La segunda ola de COVID-19 se acelera en Europa y a lo largo del continente los países están tratando de lograr el equilibrio entre controlar la explosión y evitar otro confinamiento total que debilite aún más sus economías. En la búsqueda de la mejor solución, los que se encuentran a la cabeza en incidencia en los últimos 14 días se están decantando en esa balanza por cerrar bares, principalmente, y restaurantes entre sus restricciones para intentar frenar los contagios.

El cierre total tanto de bares como de restaurantes se aplica ya en República Checa y Países Bajos –el último en sumarse a la medida–, el primer y tercer país con más incidencia de Europa. Bélgica –segunda en incidencia– ha optado por un cierre más localizado de bares –pero no restaurantes– en la capital, al igual que Francia –cuarta–, que lo ha aplicado en sus zonas de máxima alerta, incluida París, y Reino Unido, en las áreas con más contagios como Liverpool y alrededores.

La excepción en esta sucesión de cierres era hasta ahora España, quinta en incidencia.
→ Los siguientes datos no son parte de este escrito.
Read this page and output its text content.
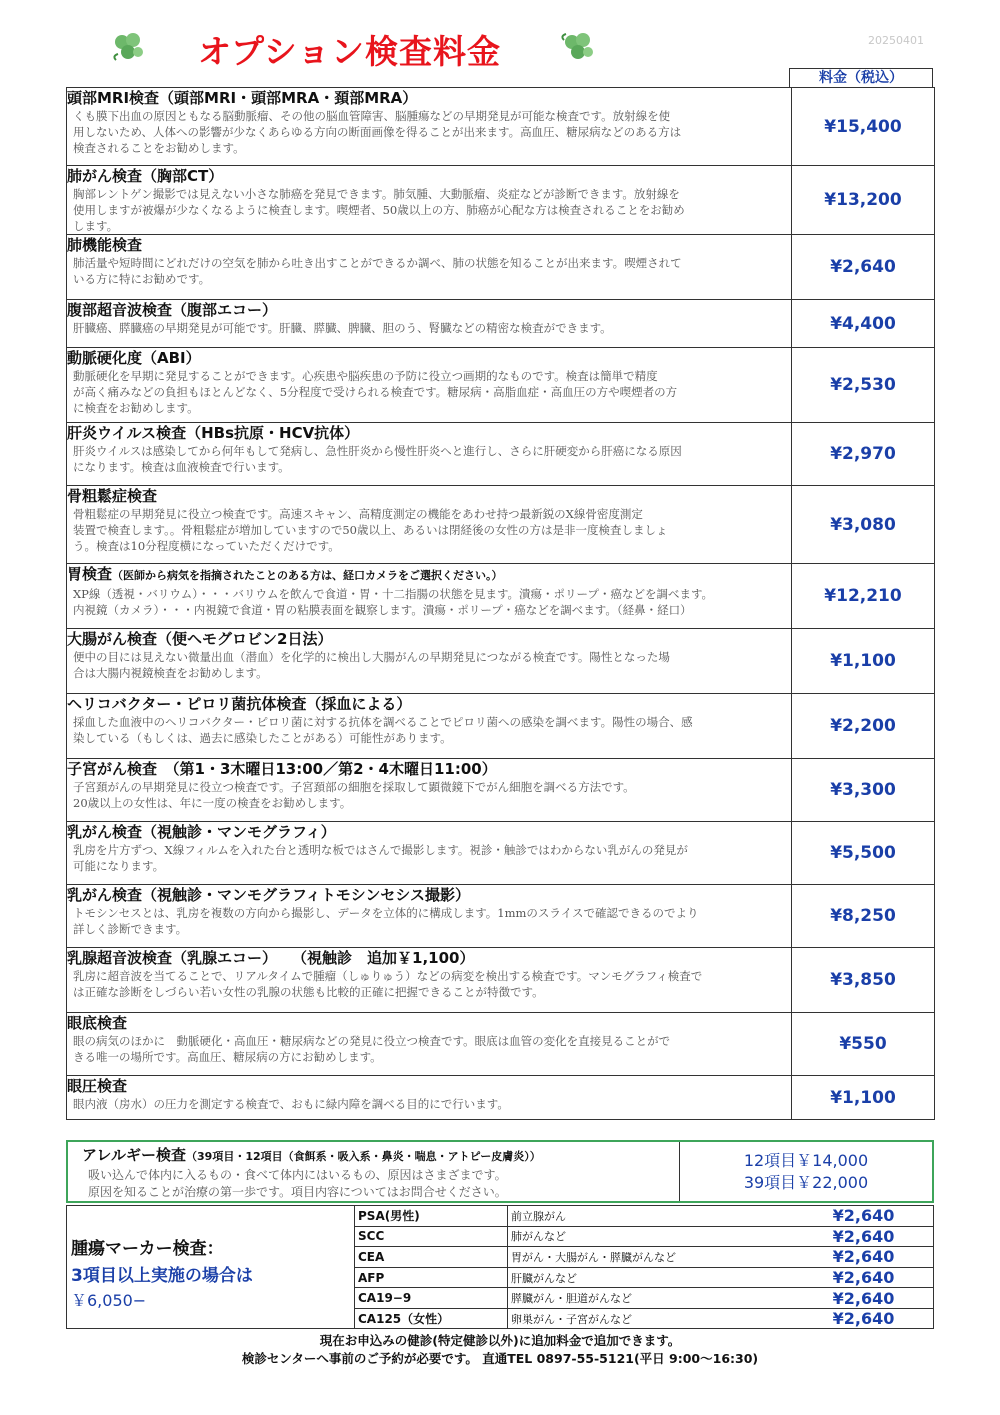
オプション検査料金	20250401
料金（税込）
頭部MRI検査（頭部MRI・頭部MRA・頚部MRA）
くも膜下出血の原因ともなる脳動脈瘤、その他の脳血管障害、脳腫瘍などの早期発見が可能な検査です。放射線を使
用しないため、人体への影響が少なくあらゆる方向の断面画像を得ることが出来ます。高血圧、糖尿病などのある方は
検査されることをお勧めします。	¥15,400

肺がん検査（胸部CT）
胸部レントゲン撮影では見えない小さな肺癌を発見できます。肺気腫、大動脈瘤、炎症などが診断できます。放射線を
使用しますが被爆が少なくなるように検査します。喫煙者、50歳以上の方、肺癌が心配な方は検査されることをお勧め
します。	¥13,200

肺機能検査
肺活量や短時間にどれだけの空気を肺から吐き出すことができるか調べ、肺の状態を知ることが出来ます。喫煙されて
いる方に特にお勧めです。	¥2,640

腹部超音波検査（腹部エコー）
肝臓癌、膵臓癌の早期発見が可能です。肝臓、膵臓、脾臓、胆のう、腎臓などの精密な検査ができます。	¥4,400

動脈硬化度（ABI）
動脈硬化を早期に発見することができます。心疾患や脳疾患の予防に役立つ画期的なものです。検査は簡単で精度
が高く痛みなどの負担もほとんどなく、5分程度で受けられる検査です。糖尿病・高脂血症・高血圧の方や喫煙者の方
に検査をお勧めします。	¥2,530

肝炎ウイルス検査（HBs抗原・HCV抗体）
肝炎ウイルスは感染してから何年もして発病し、急性肝炎から慢性肝炎へと進行し、さらに肝硬変から肝癌になる原因
になります。検査は血液検査で行います。	¥2,970

骨粗鬆症検査
骨粗鬆症の早期発見に役立つ検査です。高速スキャン、高精度測定の機能をあわせ持つ最新鋭のX線骨密度測定
装置で検査します。。骨粗鬆症が増加していますので50歳以上、あるいは閉経後の女性の方は是非一度検査しましょ
う。検査は10分程度横になっていただくだけです。	¥3,080

胃検査（医師から病気を指摘されたことのある方は、経口カメラをご選択ください。）
XP線（透視・バリウム）・・・バリウムを飲んで食道・胃・十二指腸の状態を見ます。潰瘍・ポリープ・癌などを調べます。
内視鏡（カメラ）・・・内視鏡で食道・胃の粘膜表面を観察します。潰瘍・ポリープ・癌などを調べます。（経鼻・経口）	¥12,210

大腸がん検査（便ヘモグロビン2日法）
便中の目には見えない微量出血（潜血）を化学的に検出し大腸がんの早期発見につながる検査です。陽性となった場
合は大腸内視鏡検査をお勧めします。	¥1,100

ヘリコバクター・ピロリ菌抗体検査（採血による）
採血した血液中のヘリコバクター・ピロリ菌に対する抗体を調べることでピロリ菌への感染を調べます。陽性の場合、感
染している（もしくは、過去に感染したことがある）可能性があります。	¥2,200

子宮がん検査　（第1・3木曜日13:00／第2・4木曜日11:00）
子宮頚がんの早期発見に役立つ検査です。子宮頚部の細胞を採取して顕微鏡下でがん細胞を調べる方法です。
20歳以上の女性は、年に一度の検査をお勧めします。	¥3,300

乳がん検査（視触診・マンモグラフィ）
乳房を片方ずつ、X線フィルムを入れた台と透明な板ではさんで撮影します。視診・触診ではわからない乳がんの発見が
可能になります。	¥5,500

乳がん検査（視触診・マンモグラフィトモシンセシス撮影）
トモシンセスとは、乳房を複数の方向から撮影し、データを立体的に構成します。1mmのスライスで確認できるのでより
詳しく診断できます。	¥8,250

乳腺超音波検査（乳腺エコー）　　（視触診　追加￥1,100）
乳房に超音波を当てることで、リアルタイムで腫瘤（しゅりゅう）などの病変を検出する検査です。マンモグラフィ検査で
は正確な診断をしづらい若い女性の乳腺の状態も比較的正確に把握できることが特徴です。	¥3,850

眼底検査
眼の病気のほかに　動脈硬化・高血圧・糖尿病などの発見に役立つ検査です。眼底は血管の変化を直接見ることがで
きる唯一の場所です。高血圧、糖尿病の方にお勧めします。	¥550

眼圧検査
眼内液（房水）の圧力を測定する検査で、おもに緑内障を調べる目的にで行います。	¥1,100
アレルギー検査（39項目・12項目（食餌系・吸入系・鼻炎・喘息・アトピー皮膚炎））
吸い込んで体内に入るもの・食べて体内にはいるもの、原因はさまざまです。
原因を知ることが治療の第一歩です。項目内容についてはお問合せください。
12項目￥14,000
39項目￥22,000
腫瘍マーカー検査：
3項目以上実施の場合は
￥6,050−
PSA(男性)	前立腺がん	¥2,640
SCC	肺がんなど	¥2,640
CEA	胃がん・大腸がん・膵臓がんなど	¥2,640
AFP	肝臓がんなど	¥2,640
CA19−9	膵臓がん・胆道がんなど	¥2,640
CA125（女性）	卵巣がん・子宮がんなど	¥2,640
現在お申込みの健診(特定健診以外)に追加料金で追加できます。
検診センターへ事前のご予約が必要です。 直通TEL 0897-55-5121(平日 9:00〜16:30)
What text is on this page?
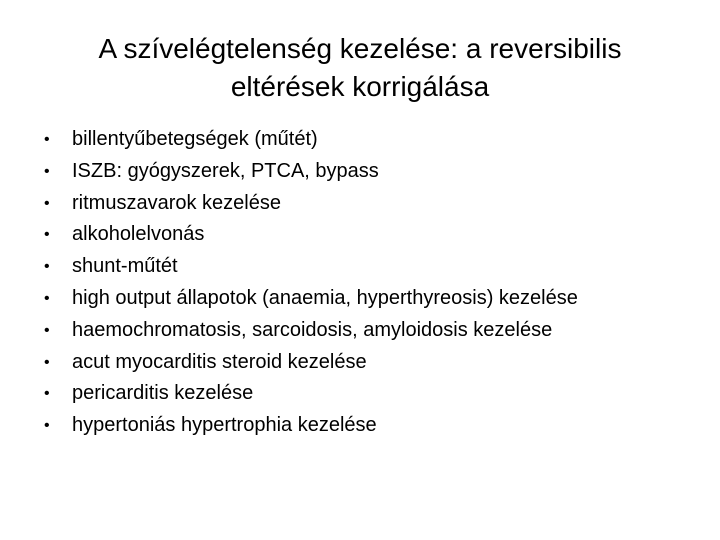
A szívelégtelenség kezelése: a reversibilis
eltérések korrigálása
• billentyűbetegségek (műtét)
• ISZB: gyógyszerek, PTCA, bypass
• ritmuszavarok kezelése
• alkoholelvonás
• shunt-műtét
• high output állapotok (anaemia, hyperthyreosis) kezelése
• haemochromatosis, sarcoidosis, amyloidosis kezelése
• acut myocarditis steroid kezelése
• pericarditis kezelése
• hypertoniás hypertrophia kezelése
La mayoría de comunidades con elevado número de casos, que están a la cabeza en el ranking europeo por regiones, siguen apostando en la mayoría de su territorio por la reducción de aforos y la limitación de horarios de estos establecimientos, y no por el cierre, como están haciendo zonas con igual o incluso menor incidencia que las españolas más afectadas.

El anuncio de la Generalitat de Catalunya y el de la ciudad de Melilla del cierre de bares y restaurantes durante 15 días son la excepción junto a la ciudad de Ourense, que ha cerrado el interior de los bares, pese a que otras comunidades como Madrid o Navarra registran más contagios.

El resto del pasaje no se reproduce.